Tous ces avantages donnent à la forêt une importance nouvelle. L’augmentation des surfaces boisées aurait donc un intérêt fort, d’autant qu’elle peut se faire sans regret puisque présentant des atouts multiples dans d’autres domaines, écologiques (réservoir de biodiversité ou de ressources génétiques, protection des sols, purification de l’eau…) ou sociaux (accueil du public, paysage…). Il faut néanmoins prendre garde à éviter certaines erreurs comme le stockage de volumes trop importants de bois sur pied (peuplements denses) qui les rendrait plus fragiles aux effets mêmes du changement climatique qu’on veut atténuer (sécheresses) et aux tempêtes. Il y a donc là un créneau à saisir, mais de façon judicieuse.
Un capital à entretenir
La forêt occupe plus du quart de la surface nationale mais reste le parent pauvre au sein du ministère de l’Agriculture dont elle dépend. Le long terme qui la caractérise ne favorise pas les spéculations économiques et bien peu de propriétaires forestiers privés (qui détiennent trois quarts des surfaces) vivent de leur forêt.

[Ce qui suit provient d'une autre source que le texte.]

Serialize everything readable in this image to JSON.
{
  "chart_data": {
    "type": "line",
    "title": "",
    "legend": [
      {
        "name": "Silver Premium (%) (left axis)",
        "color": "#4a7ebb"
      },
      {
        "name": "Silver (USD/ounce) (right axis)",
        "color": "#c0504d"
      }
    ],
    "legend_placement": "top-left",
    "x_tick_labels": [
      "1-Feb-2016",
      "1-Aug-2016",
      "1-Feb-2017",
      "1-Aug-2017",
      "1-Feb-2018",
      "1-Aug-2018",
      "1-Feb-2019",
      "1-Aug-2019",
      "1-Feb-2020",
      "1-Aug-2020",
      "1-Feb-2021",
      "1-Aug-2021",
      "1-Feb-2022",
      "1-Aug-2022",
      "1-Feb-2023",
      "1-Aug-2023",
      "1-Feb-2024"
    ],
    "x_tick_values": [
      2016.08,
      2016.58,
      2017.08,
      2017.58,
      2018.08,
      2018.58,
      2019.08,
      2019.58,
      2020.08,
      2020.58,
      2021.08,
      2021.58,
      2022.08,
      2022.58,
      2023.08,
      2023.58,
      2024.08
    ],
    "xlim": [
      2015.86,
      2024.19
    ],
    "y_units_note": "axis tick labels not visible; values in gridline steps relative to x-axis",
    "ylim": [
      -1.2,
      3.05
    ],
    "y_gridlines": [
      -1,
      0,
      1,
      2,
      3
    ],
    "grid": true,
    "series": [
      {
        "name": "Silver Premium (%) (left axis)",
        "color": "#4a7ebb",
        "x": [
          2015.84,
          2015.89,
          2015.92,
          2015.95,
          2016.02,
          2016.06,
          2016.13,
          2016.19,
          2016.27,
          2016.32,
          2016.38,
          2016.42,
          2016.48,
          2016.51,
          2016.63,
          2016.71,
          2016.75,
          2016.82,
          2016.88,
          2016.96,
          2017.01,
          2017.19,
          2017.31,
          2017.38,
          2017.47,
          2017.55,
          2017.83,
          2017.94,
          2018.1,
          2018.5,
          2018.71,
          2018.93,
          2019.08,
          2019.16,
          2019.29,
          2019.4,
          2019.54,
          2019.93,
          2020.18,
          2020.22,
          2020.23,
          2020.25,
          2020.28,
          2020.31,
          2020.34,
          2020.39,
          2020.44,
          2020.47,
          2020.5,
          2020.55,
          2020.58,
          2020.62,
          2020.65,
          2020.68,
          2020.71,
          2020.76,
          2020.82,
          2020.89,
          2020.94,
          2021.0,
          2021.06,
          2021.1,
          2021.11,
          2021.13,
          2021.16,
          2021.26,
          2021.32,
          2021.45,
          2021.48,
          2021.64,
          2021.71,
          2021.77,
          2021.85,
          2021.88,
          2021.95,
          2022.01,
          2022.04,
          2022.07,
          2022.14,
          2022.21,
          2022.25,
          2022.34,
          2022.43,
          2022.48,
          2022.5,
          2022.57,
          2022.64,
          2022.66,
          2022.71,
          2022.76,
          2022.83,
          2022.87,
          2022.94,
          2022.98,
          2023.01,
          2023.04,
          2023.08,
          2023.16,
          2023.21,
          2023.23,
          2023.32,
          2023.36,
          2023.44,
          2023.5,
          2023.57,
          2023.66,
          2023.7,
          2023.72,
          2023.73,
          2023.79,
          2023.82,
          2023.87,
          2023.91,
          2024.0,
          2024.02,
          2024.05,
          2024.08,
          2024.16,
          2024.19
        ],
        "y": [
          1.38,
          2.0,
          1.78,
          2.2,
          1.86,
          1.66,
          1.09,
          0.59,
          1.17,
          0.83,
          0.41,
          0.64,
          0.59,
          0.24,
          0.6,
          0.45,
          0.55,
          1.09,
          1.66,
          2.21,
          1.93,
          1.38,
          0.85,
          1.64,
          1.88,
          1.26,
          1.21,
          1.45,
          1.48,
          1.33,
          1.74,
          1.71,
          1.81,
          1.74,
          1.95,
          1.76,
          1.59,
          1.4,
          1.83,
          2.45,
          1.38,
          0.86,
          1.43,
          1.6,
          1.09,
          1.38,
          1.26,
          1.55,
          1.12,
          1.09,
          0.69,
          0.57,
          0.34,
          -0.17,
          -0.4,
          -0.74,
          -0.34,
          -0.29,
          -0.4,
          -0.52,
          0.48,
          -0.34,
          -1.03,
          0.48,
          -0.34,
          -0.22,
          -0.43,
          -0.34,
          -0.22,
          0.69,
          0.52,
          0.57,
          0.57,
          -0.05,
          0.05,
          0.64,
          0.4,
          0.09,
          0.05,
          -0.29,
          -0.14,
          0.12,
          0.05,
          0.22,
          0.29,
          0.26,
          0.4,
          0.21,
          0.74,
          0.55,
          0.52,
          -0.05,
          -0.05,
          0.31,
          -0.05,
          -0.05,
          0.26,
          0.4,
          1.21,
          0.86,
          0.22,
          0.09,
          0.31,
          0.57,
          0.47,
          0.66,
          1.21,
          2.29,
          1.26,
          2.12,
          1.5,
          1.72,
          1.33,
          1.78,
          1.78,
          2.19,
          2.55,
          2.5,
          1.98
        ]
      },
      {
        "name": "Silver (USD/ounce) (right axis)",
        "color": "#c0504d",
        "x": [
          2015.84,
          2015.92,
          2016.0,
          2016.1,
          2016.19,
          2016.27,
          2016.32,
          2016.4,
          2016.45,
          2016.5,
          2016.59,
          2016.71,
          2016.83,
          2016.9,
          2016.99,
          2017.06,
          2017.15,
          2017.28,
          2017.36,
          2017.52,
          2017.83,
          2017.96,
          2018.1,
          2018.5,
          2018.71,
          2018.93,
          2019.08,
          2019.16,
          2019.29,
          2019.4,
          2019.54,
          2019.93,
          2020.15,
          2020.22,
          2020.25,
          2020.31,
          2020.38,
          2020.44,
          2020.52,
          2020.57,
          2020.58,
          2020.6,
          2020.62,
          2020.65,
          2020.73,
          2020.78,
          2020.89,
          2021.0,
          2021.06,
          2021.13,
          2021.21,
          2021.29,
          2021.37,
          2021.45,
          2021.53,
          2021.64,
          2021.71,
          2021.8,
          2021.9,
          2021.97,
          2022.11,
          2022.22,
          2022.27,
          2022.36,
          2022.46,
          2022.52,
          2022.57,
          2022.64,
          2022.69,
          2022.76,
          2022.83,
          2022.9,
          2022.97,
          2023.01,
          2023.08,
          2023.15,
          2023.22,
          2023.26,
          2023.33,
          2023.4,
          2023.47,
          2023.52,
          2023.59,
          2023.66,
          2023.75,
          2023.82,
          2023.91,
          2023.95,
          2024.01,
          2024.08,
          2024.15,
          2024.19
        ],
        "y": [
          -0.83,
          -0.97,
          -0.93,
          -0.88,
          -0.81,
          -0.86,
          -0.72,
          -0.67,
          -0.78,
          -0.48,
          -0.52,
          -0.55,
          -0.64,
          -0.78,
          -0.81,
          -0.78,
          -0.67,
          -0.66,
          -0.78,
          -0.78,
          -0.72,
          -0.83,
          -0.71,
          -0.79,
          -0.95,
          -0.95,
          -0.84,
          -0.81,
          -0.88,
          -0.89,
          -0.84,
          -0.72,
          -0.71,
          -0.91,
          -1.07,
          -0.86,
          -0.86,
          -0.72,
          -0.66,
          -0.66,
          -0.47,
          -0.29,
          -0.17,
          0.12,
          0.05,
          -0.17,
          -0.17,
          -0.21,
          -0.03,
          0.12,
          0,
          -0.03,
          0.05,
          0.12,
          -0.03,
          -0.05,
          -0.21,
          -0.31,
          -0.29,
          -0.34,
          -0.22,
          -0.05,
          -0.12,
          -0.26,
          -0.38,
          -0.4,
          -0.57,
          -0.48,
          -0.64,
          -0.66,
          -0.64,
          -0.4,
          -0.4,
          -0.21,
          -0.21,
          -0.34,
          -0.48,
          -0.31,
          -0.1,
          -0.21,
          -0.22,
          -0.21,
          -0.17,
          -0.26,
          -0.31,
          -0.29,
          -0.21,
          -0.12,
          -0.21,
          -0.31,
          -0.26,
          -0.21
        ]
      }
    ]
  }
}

Peu de propriétaires privés vivent de leur forêt
Les risques importants, notamment de tempêtes, ne sont généralement pas couverts par les assurances, et les catastrophes successives, tout comme la réduction régulière des aides au boisement, constituent des éléments importants de démotivation.
Un danger perceptible
La disparition de l’état boisé et le développement des friches, déjà perceptibles suite aux récentes tempêtes, notamment dans les Landes, seraient dramatiques car sources à leur tour d’accroissement des risques (incendies), de déstockage de carbone, de désorganisation de la filière bois et de disparition de nombre d’avantages écologiques et sociaux.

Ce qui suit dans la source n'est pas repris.